Consider the fund that ‘invested’ 95% of its assets in a member’s failing business venture and its Trustees refused to cooperate with a proposal by the regulator for the repayment of the money.

Or, another self-managed fund that leased a residential property to its members in breach of a provision in superannuation law that a fund’s assets must be used solely for the purpose of providing for retirement of members. This fund aggravated the position by not charging rent.

A third fund leased plant and equipment to a member’s business and allowed the member to use the assets for his personal use after the enterprise collapsed. This fund also permitted a member to hang fund-owned artwork in his home.

These are just three cases from a list compiled by the Tax Office in its role as regulator of Australia’s 321,000 plus self-managed funds.

Serious breaches of superannuation law will result in a fund being classified as non-complying.
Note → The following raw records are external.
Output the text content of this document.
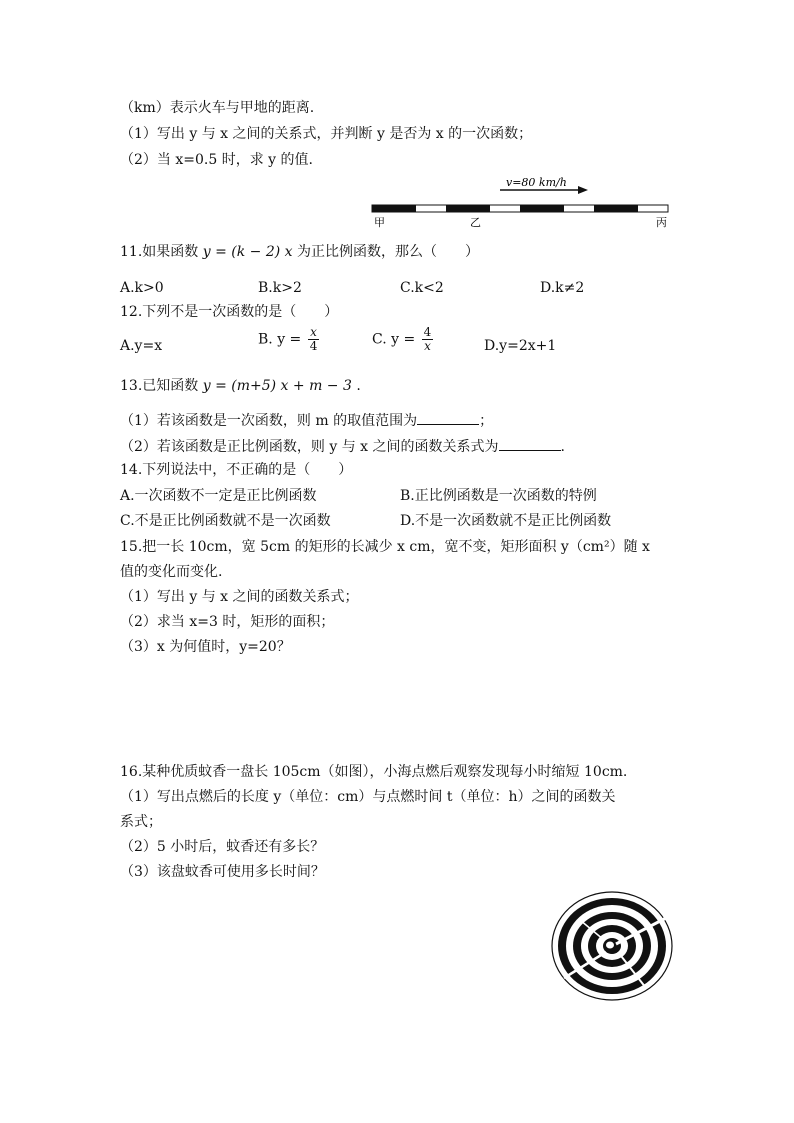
（km）表示火车与甲地的距离.
（1）写出 y 与 x 之间的关系式，并判断 y 是否为 x 的一次函数；
（2）当 x=0.5 时，求 y 的值.
v=80 km/h
甲	乙	丙
11.如果函数 y = (k − 2) x 为正比例函数，那么（　　）
A.k>0	B.k>2	C.k<2	D.k≠2
12.下列不是一次函数的是（　　）
A.y=x	B. $y = \frac{x}{4}$	C. $y = \frac{4}{x}$	D.y=2x+1
13.已知函数 y = (m+5) x + m − 3 .
（1）若该函数是一次函数，则 m 的取值范围为	；
（2）若该函数是正比例函数，则 y 与 x 之间的函数关系式为	.
14.下列说法中，不正确的是（　　）
A.一次函数不一定是正比例函数	B.正比例函数是一次函数的特例
C.不是正比例函数就不是一次函数	D.不是一次函数就不是正比例函数
15.把一长 10cm，宽 5cm 的矩形的长减少 x cm，宽不变，矩形面积 y（cm²）随 x
值的变化而变化.
（1）写出 y 与 x 之间的函数关系式；
（2）求当 x=3 时，矩形的面积；
（3）x 为何值时，y=20？
16.某种优质蚊香一盘长 105cm（如图），小海点燃后观察发现每小时缩短 10cm.
（1）写出点燃后的长度 y（单位：cm）与点燃时间 t（单位：h）之间的函数关
系式；
（2）5 小时后，蚊香还有多长？
（3）该盘蚊香可使用多长时间？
However, rather than declare that a fund is non-complying, the Tax Office prefers to use such enforcement measures as gaining undertakings from Trustees, freezing fund assets, suspending or removing Trustees, and seeking civil or criminal penalties through the courts.

The assets of a fund that is non-complying are taxed at the top marginal rate, and members can be personally taxed at their marginal rates on money illegally taken from a fund.

As the Tax Office’s focus is on compliance by established funds, ASIC continues its campaign to discourage those with little capital from establishing self-managed funds. They are policing the quality of financial planning advice and pursuing the promoters of schemes that encourage fund members to illegally withdraw their preserved superannuation savings before retirement.